What did Donald Trump do today?

He spent a quiet evening in the White House.

Trump has spent this Saturday evening in the White House. In any week, this would be unusual: he almost always spends Friday through Sunday at one of his luxury golf resorts in Florida or New Jersey, courtesy of taxpayer-funded travel on Air Force One. 

Tonight, though, Trump was supposed to be in Portsmouth, New Hampshire for a campaign rally. That was abruptly canceled yesterday, with Trump tweeting that he'd been "forced" to reschedule because of dangers posed by the remnants of a storm system moving up the east coast.

The weather in Portsmouth today was beautiful: sunny and warm all day. That's not a surprise, as the forecast had shifted dramatically towards good weather well before Trump bailed out. As of 1:35 yesterday, shortly after the cancellation was announced, there was a 15% chance of showers during the scheduled rally time. 

The rally was to be held indoors.

Trump's real reason for canceling is not his notorious difficulty interpreting weather maps—although his tweet announcing the cancellation suffers from some of the same geographic illiteracy where storm projections are concerned. 

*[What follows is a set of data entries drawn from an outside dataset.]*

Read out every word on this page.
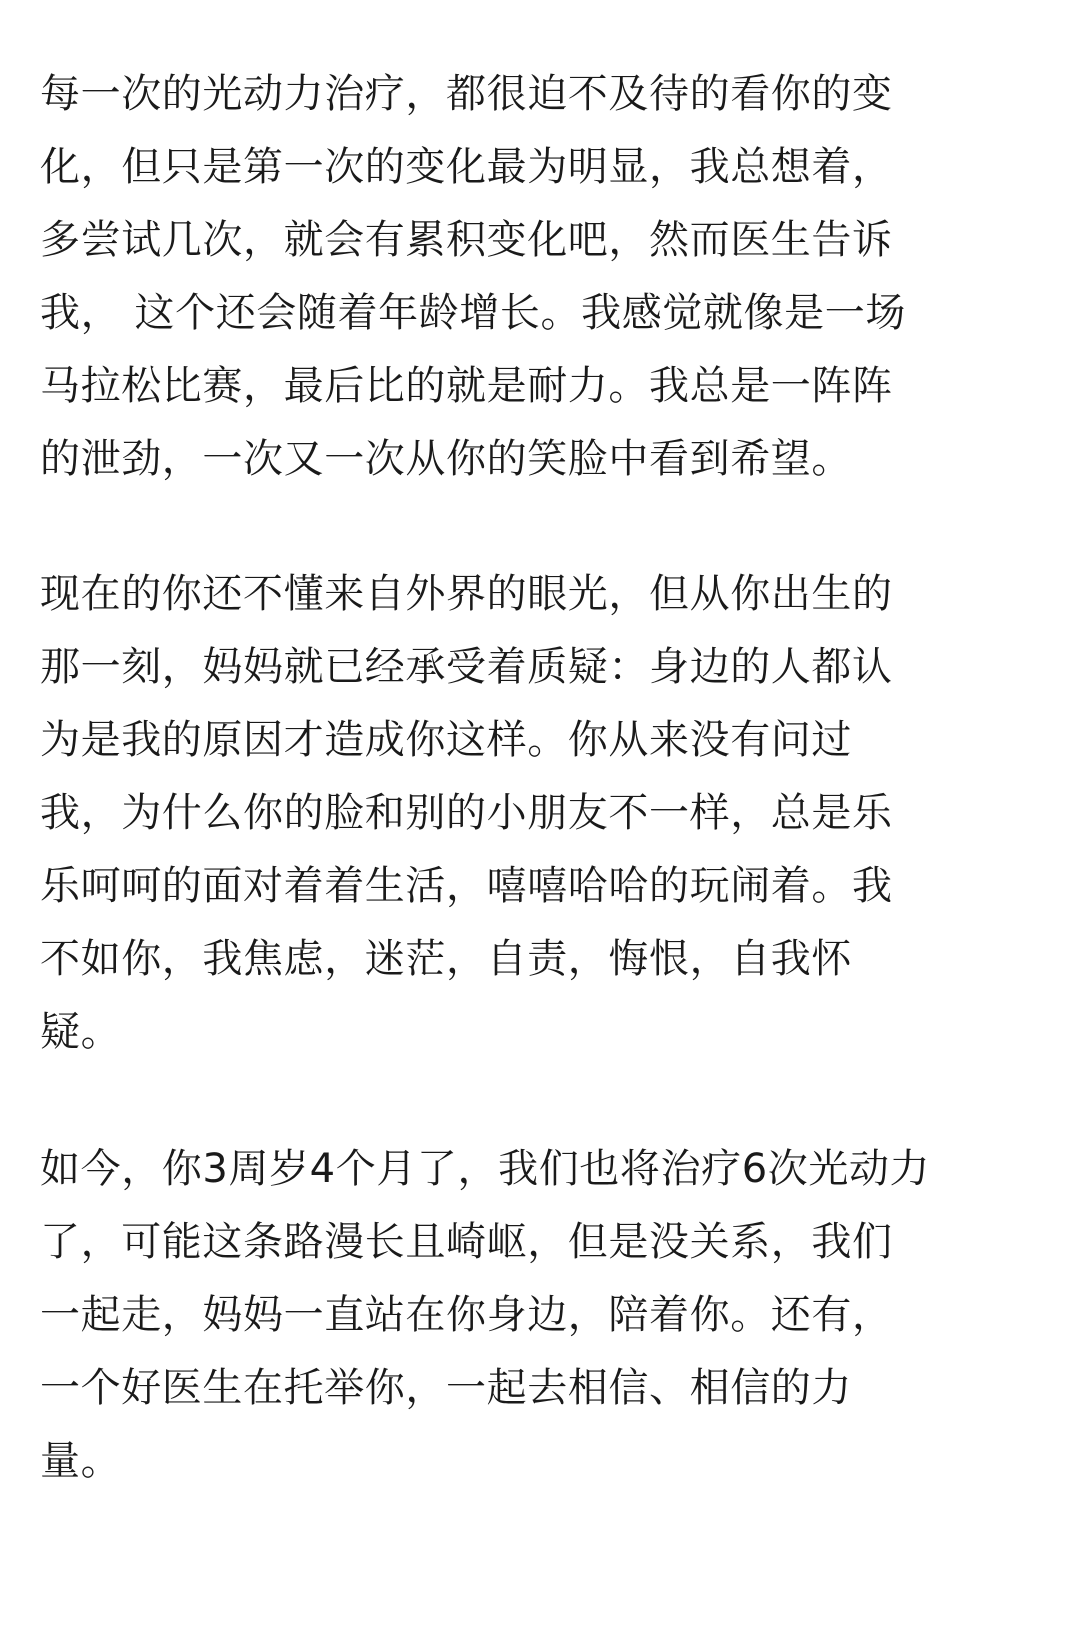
每一次的光动力治疗，都很迫不及待的看你的变
化，但只是第一次的变化最为明显，我总想着，
多尝试几次，就会有累积变化吧，然而医生告诉
我， 这个还会随着年龄增长。我感觉就像是一场
马拉松比赛，最后比的就是耐力。我总是一阵阵
的泄劲，一次又一次从你的笑脸中看到希望。

现在的你还不懂来自外界的眼光，但从你出生的
那一刻，妈妈就已经承受着质疑：身边的人都认
为是我的原因才造成你这样。你从来没有问过
我，为什么你的脸和别的小朋友不一样，总是乐
乐呵呵的面对着着生活，嘻嘻哈哈的玩闹着。我
不如你，我焦虑，迷茫，自责，悔恨，自我怀
疑。

如今，你3周岁4个月了，我们也将治疗6次光动力
了，可能这条路漫长且崎岖，但是没关系，我们
一起走，妈妈一直站在你身边，陪着你。还有，
一个好医生在托举你，一起去相信、相信的力
量。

Instead, it appears to be his fears that he'd once again be speaking to an embarrassingly empty hall. New Hampshire is—at least in theory—a swing state, and given the circumstances, Trump cannot afford to ignore its relatively small haul of four electoral votes. 

But with fears about the uncontrolled COVID-19 pandemic rising again, even in ruby-red Oklahoma, Trump couldn't even manage to fill a third of a 19,000-seat arena last month. (Even the small crowd of 6,200 appears to have contributed to a spike in local coronavirus cases.) The virus is not nearly so widespread in New Hampshire, where the state's Republican governor gave permission for the rally but refused to attend himself.

Neither Trump nor his campaign have addressed the question of why the virtual certainty of spreading a potentially fatal disease was an acceptable risk, but rain showers were not.

Why should I care about this?

  • The safety and health of the American people is more important than Donald Trump's political needs.
  • It's not a good sign for a president if his strongest supporters don't trust his judgment.
  • A little face-saving now and then is part of politics, but it helps if it's less obvious than this.